El estúpido niño. Había atacado para probarse a si mismo contra los Unicornio, mostrar que su destreza liderando al León era mayor que la de la Tadenori. Tadenori había visto el error de Ijiasu. En algún lugar, muy dentro, sabía que el niño iba a hacer algo muy imprudente. Pero no había hecho nada por detenerle.

¿Podría haber detenido a Ijiasu? Lo dudaba. El insolente bushi solo seguía sus propios consejos. Había decidido hacer un asalto frontal. Había subestimado a Moto Chagatai, e incluso las décadas de experiencia de Tadenori no hubiesen podido hacerle cambiar de opinión. Pero eso no era importante. Lo que era importante era que Tadenori había sabido que su arrogante pariente iba hacia su muerte.

No había hecho nada.

El León cerró sus ojos mientras se arrodillaba junto al altar al borde del camino, hirviendo con culpa e ira. Sentía un conflicto muy dentro de él, resentimiento hacia Matsu Nimuro por entrar en una guerra que podía haberse evitado, irritación hacia Ijiasu por ser tan arrogante y negligente, pero sobre todo sentía odio hacia si mismo… por atrever a llamarse a si mismo León.

La mano de Tadenori se apretó sobre el extraño netsuke que tenía en su mano, sus duros bordes clavándose en la palma de su mano. Había encontrado el amuleto en un poblado arrasado por la Horda de las Tierras Sombrías. El Grulla le había dicho que era una reliquia creada por la Fortuna de la Muerte, un instrumento de poder. Desde la Lluvia de Sangre, a Akodo Tadenori le resultaba más difícil concentrarse. A veces, tener el amuleto entre las manos parecía ayudarle.

Pero últimamente le ayudaba cada vez menos. La ira le bañaría, su piel ardería en llamas, y empezaría a matar. Sabía que pronto se iría la poca humanidad que aún quedaba dentro de él.

“Akodo, ayúdame,” susurró Tadenori al altar. “Me merezco este castigo por lo que le hice a Ijiasu, pero mi clan no se lo merece.

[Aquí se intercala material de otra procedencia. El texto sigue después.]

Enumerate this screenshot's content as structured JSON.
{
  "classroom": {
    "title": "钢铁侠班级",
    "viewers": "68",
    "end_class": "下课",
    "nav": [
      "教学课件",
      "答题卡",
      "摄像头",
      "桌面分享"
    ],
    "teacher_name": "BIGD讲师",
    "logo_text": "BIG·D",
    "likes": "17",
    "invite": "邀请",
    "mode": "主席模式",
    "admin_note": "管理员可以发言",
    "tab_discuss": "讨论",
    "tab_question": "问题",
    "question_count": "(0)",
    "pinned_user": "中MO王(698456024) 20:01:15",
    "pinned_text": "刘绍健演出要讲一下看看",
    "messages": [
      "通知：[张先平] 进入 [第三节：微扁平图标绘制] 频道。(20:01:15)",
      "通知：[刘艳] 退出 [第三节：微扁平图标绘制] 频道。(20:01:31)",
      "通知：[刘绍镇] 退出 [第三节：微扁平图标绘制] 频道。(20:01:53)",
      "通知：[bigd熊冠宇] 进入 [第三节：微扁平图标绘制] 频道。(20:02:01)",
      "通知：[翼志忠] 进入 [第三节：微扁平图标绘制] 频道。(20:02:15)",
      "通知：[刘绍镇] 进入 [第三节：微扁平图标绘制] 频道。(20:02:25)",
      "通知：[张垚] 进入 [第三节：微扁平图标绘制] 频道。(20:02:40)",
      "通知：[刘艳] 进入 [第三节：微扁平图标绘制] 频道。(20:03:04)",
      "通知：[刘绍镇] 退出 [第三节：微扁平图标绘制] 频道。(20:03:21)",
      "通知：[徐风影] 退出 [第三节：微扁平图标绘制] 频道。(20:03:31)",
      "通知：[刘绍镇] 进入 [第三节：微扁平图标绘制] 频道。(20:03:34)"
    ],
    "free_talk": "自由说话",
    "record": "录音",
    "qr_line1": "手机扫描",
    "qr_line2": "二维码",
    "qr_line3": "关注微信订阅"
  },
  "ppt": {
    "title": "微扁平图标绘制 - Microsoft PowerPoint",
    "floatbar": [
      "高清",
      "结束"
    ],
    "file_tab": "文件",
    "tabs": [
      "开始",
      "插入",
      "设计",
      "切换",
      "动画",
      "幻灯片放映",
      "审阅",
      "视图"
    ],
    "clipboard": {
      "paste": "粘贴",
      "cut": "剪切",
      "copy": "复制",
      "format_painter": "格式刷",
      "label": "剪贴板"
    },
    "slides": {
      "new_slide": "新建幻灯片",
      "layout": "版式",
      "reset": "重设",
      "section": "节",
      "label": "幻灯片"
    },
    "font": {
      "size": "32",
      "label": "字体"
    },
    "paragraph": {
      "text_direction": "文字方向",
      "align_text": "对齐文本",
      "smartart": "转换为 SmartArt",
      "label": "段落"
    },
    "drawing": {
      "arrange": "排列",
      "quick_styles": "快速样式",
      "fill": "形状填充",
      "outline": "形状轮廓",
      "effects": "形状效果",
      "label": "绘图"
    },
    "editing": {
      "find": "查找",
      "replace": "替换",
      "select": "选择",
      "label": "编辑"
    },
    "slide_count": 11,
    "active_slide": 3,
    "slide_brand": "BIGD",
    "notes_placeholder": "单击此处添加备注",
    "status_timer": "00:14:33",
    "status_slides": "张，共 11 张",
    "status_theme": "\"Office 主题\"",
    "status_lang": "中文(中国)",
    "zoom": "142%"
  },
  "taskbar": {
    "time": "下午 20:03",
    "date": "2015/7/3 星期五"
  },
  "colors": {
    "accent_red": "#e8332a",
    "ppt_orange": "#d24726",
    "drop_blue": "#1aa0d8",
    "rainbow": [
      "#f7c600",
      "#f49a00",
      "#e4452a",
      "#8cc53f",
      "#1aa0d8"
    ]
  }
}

No dejes que me vuelva contra ellos.”

“Tadenori,” dijo una voz tras él. “Estamos listos.”

Tadenori asintió secamente al oír la voz. Cogió su yelmo del suelo, se lo puso en la cabeza y alisó su melena manchada de sangre por encima de sus hombros. Levantándose, se giro y se inclinó ante el nuevo señor de sus ejércitos — Yajinden.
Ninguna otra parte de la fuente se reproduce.